Ragnarok Season 3 Wreeview (2023) – Netflix
I have always maintained that Ragnarok is the best modern retelling of the norse mythology. even though that particular moniker stays with it, this season wasn’t really it.
i mean yes, it is directly in line to the stories it was supposed to tell, but something is missing this season, and that is possibly the fact that there actually never were a real villain to fear in this season.
okay, first some context: giants live amongst humans and surprise surprise they also run the heavy industries that destroys nature. magne, who embodies thor in the body of a teenager. apparently gods are born as humans in this idyllic norse town, but giants control it and without weapons they are probably better fighters as well.
hence the first two season was tight. it always felt like the giants, even though less in number always held more power with the money and brute strength. however thor gets his hammer made in season 2 end, and from there we will start.
we know that giants has lost a member so it’s technically 5-3 now. and the giants are scared of the hammer too much. and they can’t do anything at all. firstly, we all know what the hammer can do, but it never showed why is it so powerful that the giants are scared of it. anyway, that was probably never the intention either way.
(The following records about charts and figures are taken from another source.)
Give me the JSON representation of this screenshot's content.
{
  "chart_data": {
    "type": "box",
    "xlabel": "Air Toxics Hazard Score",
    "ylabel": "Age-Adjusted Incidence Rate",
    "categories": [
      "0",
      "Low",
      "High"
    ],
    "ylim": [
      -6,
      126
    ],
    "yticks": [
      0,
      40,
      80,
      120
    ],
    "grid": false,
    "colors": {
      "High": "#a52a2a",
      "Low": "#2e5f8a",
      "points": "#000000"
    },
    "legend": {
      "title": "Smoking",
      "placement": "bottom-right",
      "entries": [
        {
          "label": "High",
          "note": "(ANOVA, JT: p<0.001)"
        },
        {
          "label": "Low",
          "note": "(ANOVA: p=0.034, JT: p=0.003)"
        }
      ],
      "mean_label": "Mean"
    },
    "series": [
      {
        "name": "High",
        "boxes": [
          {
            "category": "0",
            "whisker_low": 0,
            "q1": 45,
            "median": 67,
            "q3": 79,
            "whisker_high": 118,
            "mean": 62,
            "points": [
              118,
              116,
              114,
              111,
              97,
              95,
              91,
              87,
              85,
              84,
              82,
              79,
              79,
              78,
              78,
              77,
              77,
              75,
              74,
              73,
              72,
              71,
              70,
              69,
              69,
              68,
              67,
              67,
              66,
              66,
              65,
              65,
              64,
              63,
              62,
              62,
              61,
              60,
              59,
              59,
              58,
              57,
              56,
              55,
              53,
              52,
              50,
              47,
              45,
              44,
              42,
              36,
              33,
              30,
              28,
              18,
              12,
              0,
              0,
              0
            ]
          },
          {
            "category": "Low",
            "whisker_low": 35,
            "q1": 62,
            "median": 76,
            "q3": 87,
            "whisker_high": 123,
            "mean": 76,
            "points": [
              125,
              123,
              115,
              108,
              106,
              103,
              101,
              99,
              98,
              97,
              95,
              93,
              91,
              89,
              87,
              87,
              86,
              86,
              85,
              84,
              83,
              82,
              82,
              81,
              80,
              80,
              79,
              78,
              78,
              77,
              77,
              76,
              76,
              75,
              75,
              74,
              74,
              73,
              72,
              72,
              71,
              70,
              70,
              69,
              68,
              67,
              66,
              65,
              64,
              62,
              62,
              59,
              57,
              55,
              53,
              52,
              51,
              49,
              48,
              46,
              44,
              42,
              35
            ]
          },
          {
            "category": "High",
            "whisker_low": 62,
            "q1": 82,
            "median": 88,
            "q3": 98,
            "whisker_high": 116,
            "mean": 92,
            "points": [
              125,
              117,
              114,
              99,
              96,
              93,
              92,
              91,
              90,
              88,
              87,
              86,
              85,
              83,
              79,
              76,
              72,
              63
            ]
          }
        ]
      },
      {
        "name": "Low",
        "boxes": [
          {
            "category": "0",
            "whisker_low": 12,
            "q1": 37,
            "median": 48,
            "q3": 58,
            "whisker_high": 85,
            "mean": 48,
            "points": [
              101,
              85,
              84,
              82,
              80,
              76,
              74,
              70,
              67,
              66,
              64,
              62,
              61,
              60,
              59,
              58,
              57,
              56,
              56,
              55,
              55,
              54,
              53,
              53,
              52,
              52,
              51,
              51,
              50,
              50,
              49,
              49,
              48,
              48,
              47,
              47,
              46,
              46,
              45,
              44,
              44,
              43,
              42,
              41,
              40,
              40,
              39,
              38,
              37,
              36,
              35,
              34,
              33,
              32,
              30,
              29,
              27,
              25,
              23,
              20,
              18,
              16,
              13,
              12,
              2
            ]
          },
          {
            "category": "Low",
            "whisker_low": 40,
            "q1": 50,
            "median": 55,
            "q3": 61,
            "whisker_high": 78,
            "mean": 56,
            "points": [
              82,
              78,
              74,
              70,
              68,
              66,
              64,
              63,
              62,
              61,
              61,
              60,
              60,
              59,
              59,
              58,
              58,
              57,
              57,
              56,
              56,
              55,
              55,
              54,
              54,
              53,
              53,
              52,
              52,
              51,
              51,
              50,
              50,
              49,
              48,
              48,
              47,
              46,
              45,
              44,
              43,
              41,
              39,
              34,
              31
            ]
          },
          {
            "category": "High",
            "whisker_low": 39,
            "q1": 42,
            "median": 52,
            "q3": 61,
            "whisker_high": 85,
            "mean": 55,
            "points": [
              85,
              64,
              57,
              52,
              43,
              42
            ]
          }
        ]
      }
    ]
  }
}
i am just taken over by how much teenage life has to do with being the god of thunder. not just that, loki is also a teenager and half brother to thor, so that relationship also full of teen drama. the show makes it a point to showcase just how much thor is attached to his hammer, to the point he lets the hammer control him, even though it is the hammer that needs thor, and not the other way around. and i just think, doing it with a teenage coming of age lens has been pretty amazing to say the least.
this season gets more detailed about the lives of the gods and giants, and we generally stopped seeing the life around edda. but i can accept that, there wasn’t anything important there except the people, and we got a lot of those people.
it is quite weird that those people didn’t have much of a character arc. except for thor. and loki to some extents. the real transformation actually happens to Hodur.
i think the biggest part that this season tried to tell us is that, we are always scared of letting down our loved ones. but c’est la vie. that’s life. i personally think, that fear of letting your loved ones down or the fact that we have grief about missing them is the real proof that despite everything we loved them. and i also think it takes a real man to accept their own faults. it also takes a self aware man to understand the harm they have caused and how to not do this again or if possible correct the mistake already made. they put thor in this role, and especially the last episode is the creme de la creme of that.
in that regard, ragnarok keeps the story, as it should. i mean, is it a real story? or is it an active imagination? you’d need the last episode of season 3 of course, and in that regard this is kinda like tokyo ghoul, as in, the whole story makes sense at the end. i have certain issues with those kinda stories, as once you see it, it diminishes the mutiple watch potentials once the cards are shown. it can be done in smarter ways, but this wasn’t it.
i think cg also took a large hit. they didn’t really have to do a lot of cg before, but this time there is a mythological serpent that they needed to show a few times, and it looked absolutely awful. there wasn’t much other cg work, but some of the weapon throws were assisted and that could be visible. but that is more of compositing problem than bad cg, but all the same.
i enjoyed ragnarok. i think the first season was my favourite, but i would recommend you to the whole series. it’s 18 episodes and i doubt there will ever be another season as to me this was a perfect end, and unlike the last two seasons, this one didn’t end on a cliffhanger.
i’ll reiterate again: it is the best modern retelling of the mythology of ragnarok. ragnarok is the end of the world as we know it. i guess for a teenager that would be their school life.